Читаем Микеланджело полностью

Дома, придя в себя, Микеланджело никого не хотел видеть. Но с помощью толкового Урбино доктору Ронтини удалось через окно проникнуть в спальню мастера и уговорить принять кое-какие успокаивающие лекарства. Дело-то было серьёзное, поскольку шестидесятишестилетний художник упал почти с десятиметровой высоты на каменный пол. К счастью, не был повреждён тазобедренный сустав. Но удар был столь силён, что вызвал нарушение внутренних органов и перелом берцовой кости, приносящий нестерпимую боль. Пришлось наложить на сломанную ногу шины.

Друзья окружили его вниманием и заботой, а от папы то и дело появлялся посыльный с гостинцами и пожеланием скорейшего выздоровления. Он изо дня в день ждал появления Виттории, приказав Урбино навести в доме чистоту и порядок. Но маркиза Колонна не смогла, видимо, преодолеть сословные предрассудки. Навестивший его вездесущий португалец де Ольянда рассказал, что она денно и нощно молится о нём и его выздоровлении. Он был благодарен ей за поддержку в трудную минуту и передал с гостем посвящённый обожаемой донне мадригал, который сочинил в дни болезни:

То спотыкаясь, то вовсю хромая,Я меж грехом и благостью мечусьИ о душе пекусь.Иссякли силы — сердце охладело.Слепой и ковыляя,С прямой стези сбиваюсь то и дело.Вот лист бумаги белой.Так подскажи, о донна, те слова,Чтоб не обманом — правдою дышать,Соблазн отринув смело,А подлая молваОстаток дней не сможет омрачать.О, если б только знать,Какую участь мне готовит небо,Раз никогда я праведником не был? (162)

* * *


В Сикстинской капелле были убраны леса и шли последние приготовления, чтобы достойно представить миру новое творения Микеланджело.

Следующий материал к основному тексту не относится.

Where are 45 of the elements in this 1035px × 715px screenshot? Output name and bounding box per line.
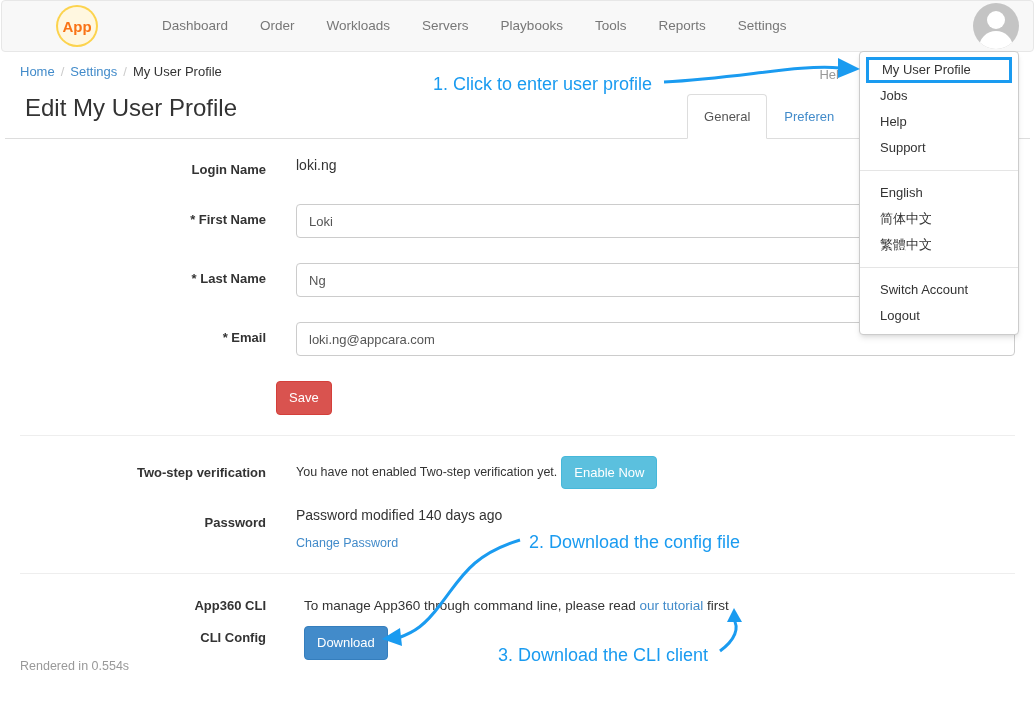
field-label: * First Name [189,211,266,229]
breadcrumb-link[interactable]: Home [20,62,55,82]
two-step-status: You have not enabled Two-step verification yet. [296,464,558,482]
change-password-link[interactable]: Change Password [296,534,503,553]
tab[interactable]: General [687,93,768,139]
avatar-icon[interactable] [973,3,1019,49]
nav-link[interactable]: Dashboard [146,15,245,37]
menu-item[interactable]: Support [860,135,1018,161]
page-title: Edit My User Profile [25,93,238,123]
menu-item[interactable]: English [860,180,1018,206]
nav-link[interactable]: Settings [721,15,803,37]
annotation-arrow [719,608,742,653]
tutorial-link[interactable]: our tutorial [639,597,704,613]
field-label: * Email [221,329,266,347]
help-link[interactable]: Hel [819,65,839,85]
annotation-text: 3. Download the CLI client [498,644,709,667]
breadcrumb-separator: / [122,63,128,82]
text-field[interactable]: loki.ng@appcara.com [296,322,1015,356]
password-status: Password modified 140 days ago [296,506,503,525]
field-label: Two-step verification [135,463,266,482]
nav-link[interactable]: Workloads [310,15,407,37]
download-button[interactable]: Download [304,626,388,660]
field-label: * Last Name [190,270,266,288]
field-label: App360 CLI [193,597,266,616]
breadcrumb-separator: / [59,63,66,82]
nav-link[interactable]: Playbooks [484,15,579,37]
save-button[interactable]: Save [276,381,332,415]
app-logo[interactable]: App [58,7,96,45]
render-time: Rendered in 0.554s [20,658,131,675]
menu-item[interactable]: My User Profile [866,57,1012,83]
login-name-value: loki.ng [296,155,337,175]
breadcrumb-link[interactable]: Settings [70,62,118,82]
nav-link[interactable]: Order [244,15,311,37]
tab[interactable]: Preferen [767,93,852,139]
nav-link[interactable]: Tools [578,15,643,37]
breadcrumb-current-page: My User Profile [132,63,222,82]
menu-item[interactable]: Jobs [860,83,1018,109]
nav-link[interactable]: Reports [642,15,722,37]
menu-item[interactable]: 简体中文 [860,206,1018,232]
field-label: Password [203,514,266,532]
nav-link[interactable]: Servers [406,15,485,37]
field-label: Login Name [190,161,266,180]
menu-item[interactable]: Help [860,109,1018,135]
annotation-text: 1. Click to enter user profile [433,73,653,96]
field-label: CLI Config [199,629,266,647]
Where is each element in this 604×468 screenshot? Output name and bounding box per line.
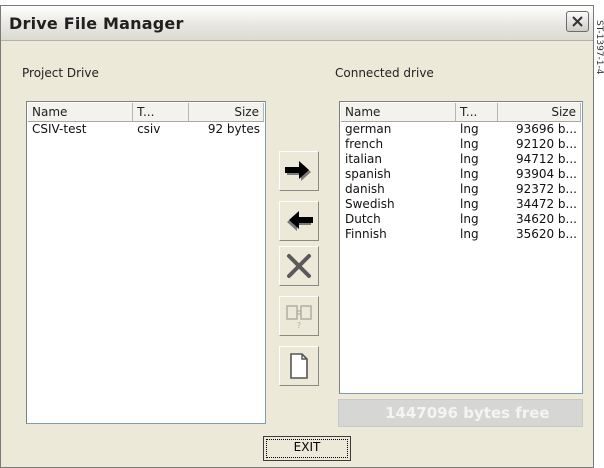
close-icon bbox=[572, 16, 583, 27]
file-size: 92372 b... bbox=[515, 182, 577, 196]
file-type: lng bbox=[460, 227, 479, 241]
column-header-size[interactable]: Size bbox=[189, 103, 264, 121]
list-item[interactable]: italian lng 94712 b... bbox=[341, 152, 581, 167]
svg-text:?: ? bbox=[297, 321, 301, 330]
list-item[interactable]: danish lng 92372 b... bbox=[341, 182, 581, 197]
project-list-header: Name T... Size bbox=[28, 103, 264, 122]
column-header-name[interactable]: Name bbox=[341, 103, 456, 121]
arrow-left-icon bbox=[287, 211, 313, 231]
file-name: german bbox=[345, 122, 392, 136]
file-name: spanish bbox=[345, 167, 392, 181]
connected-rows: german lng 93696 b... french lng 92120 b... it… bbox=[341, 122, 581, 242]
column-header-type[interactable]: T... bbox=[133, 103, 189, 121]
list-item[interactable]: CSIV-test csiv 92 bytes bbox=[28, 122, 264, 137]
file-name: Finnish bbox=[345, 227, 387, 241]
file-size: 93696 b... bbox=[515, 122, 577, 136]
project-drive-label: Project Drive bbox=[22, 66, 99, 80]
new-file-button[interactable] bbox=[279, 346, 319, 386]
free-space-text: 1447096 bytes free bbox=[385, 404, 550, 422]
file-name: Swedish bbox=[345, 197, 395, 211]
compare-button[interactable]: ? bbox=[279, 296, 319, 336]
free-space-bar: 1447096 bytes free bbox=[338, 399, 583, 427]
file-size: 34472 b... bbox=[515, 197, 577, 211]
file-size: 34620 b... bbox=[515, 212, 577, 226]
file-type: lng bbox=[460, 167, 479, 181]
window-title: Drive File Manager bbox=[9, 14, 184, 33]
file-size: 92 bytes bbox=[207, 122, 260, 136]
file-size: 92120 b... bbox=[515, 137, 577, 151]
title-bar[interactable]: Drive File Manager bbox=[1, 6, 593, 41]
focus-rectangle bbox=[266, 439, 348, 458]
file-name: CSIV-test bbox=[32, 122, 87, 136]
exit-button[interactable]: EXIT bbox=[263, 436, 351, 461]
list-item[interactable]: Finnish lng 35620 b... bbox=[341, 227, 581, 242]
connected-list-header: Name T... Size bbox=[341, 103, 581, 122]
side-caption: ST-1397-1-4 bbox=[594, 20, 604, 75]
copy-to-project-button[interactable] bbox=[279, 201, 319, 241]
column-header-size[interactable]: Size bbox=[498, 103, 581, 121]
file-name: italian bbox=[345, 152, 383, 166]
project-rows: CSIV-test csiv 92 bytes bbox=[28, 122, 264, 137]
list-item[interactable]: Swedish lng 34472 b... bbox=[341, 197, 581, 212]
file-type: lng bbox=[460, 152, 479, 166]
arrow-right-icon bbox=[285, 161, 311, 181]
delete-x-icon bbox=[287, 254, 311, 278]
delete-button[interactable] bbox=[279, 246, 319, 286]
copy-to-drive-button[interactable] bbox=[279, 151, 319, 191]
list-item[interactable]: french lng 92120 b... bbox=[341, 137, 581, 152]
file-size: 94712 b... bbox=[515, 152, 577, 166]
connected-file-list[interactable]: Name T... Size german lng 93696 b... french… bbox=[339, 101, 583, 394]
list-item[interactable]: german lng 93696 b... bbox=[341, 122, 581, 137]
file-name: french bbox=[345, 137, 384, 151]
file-name: danish bbox=[345, 182, 385, 196]
file-type: lng bbox=[460, 122, 479, 136]
list-item[interactable]: Dutch lng 34620 b... bbox=[341, 212, 581, 227]
file-type: csiv bbox=[137, 122, 161, 136]
file-type: lng bbox=[460, 212, 479, 226]
list-item[interactable]: spanish lng 93904 b... bbox=[341, 167, 581, 182]
new-file-icon bbox=[290, 353, 308, 379]
column-header-name[interactable]: Name bbox=[28, 103, 134, 121]
drive-file-manager-window: Drive File Manager Project Drive Connect… bbox=[0, 5, 594, 468]
column-header-type[interactable]: T... bbox=[456, 103, 498, 121]
compare-files-icon: ? bbox=[286, 305, 312, 330]
file-type: lng bbox=[460, 137, 479, 151]
file-size: 93904 b... bbox=[515, 167, 577, 181]
file-type: lng bbox=[460, 182, 479, 196]
file-type: lng bbox=[460, 197, 479, 211]
connected-drive-label: Connected drive bbox=[335, 66, 434, 80]
project-file-list[interactable]: Name T... Size CSIV-test csiv 92 bytes bbox=[26, 101, 266, 424]
file-size: 35620 b... bbox=[515, 227, 577, 241]
file-name: Dutch bbox=[345, 212, 381, 226]
close-button[interactable] bbox=[566, 11, 589, 32]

Но сам художник устранился от суеты, связанной с подготовкой к открытию.

Торжественное освящение фрески состоялось на Рождество 1541 года в присутствии коронованных особ и знатных гостей, прибывших из разных стран. На следующий день доступ в капеллу был открыт для широкой публики, напор которой с трудом сдерживала швейцарская гвардия, облачённая по такому случаю в новую униформу, пошитую по рисункам Микеланджело.

В те праздничные дни в доме Виттории Колонна, выходящем фасадом на улицу, которая вела к соборной площади, собрались её знакомые.

— Толпа не убывает. Что за люди! — с возмущением промолвил Пол, отойдя от окна. — Безумцы — всех бы в сумасшедший дом.

— Наплыв в Сикстину ещё больше будет, — заверила Джулия Гонзага. — Молва сейчас растёт как снежный ком, и вряд ли холод пыл толпы остудит.

Пошевелив кочергой угли, Пол расположился у камина.

— Мы, Джулия, прервали ваш рассказ.

— Так что там после мессы приключилось? — поинтересовалась хозяйка дома.

— Когда открыли фреску напоказ, молчанье гробовое воцарилось. Едва похвал начался робкий хор, как папа Павел весь преобразился, и радостью его зажёгся взор. Но автор как сквозь землю провалился.

— Он нездоров, — пояснила Колонна.

Поднявшись с кресла, Пол резко возразил:

— Нет, он заранее знал, что выслушать придётся и другое. Чуть позже фреска вызвала скандал и многих лиц задела за живое. О ней идёт недобрая молва. Жаль, что вас не было на освященье.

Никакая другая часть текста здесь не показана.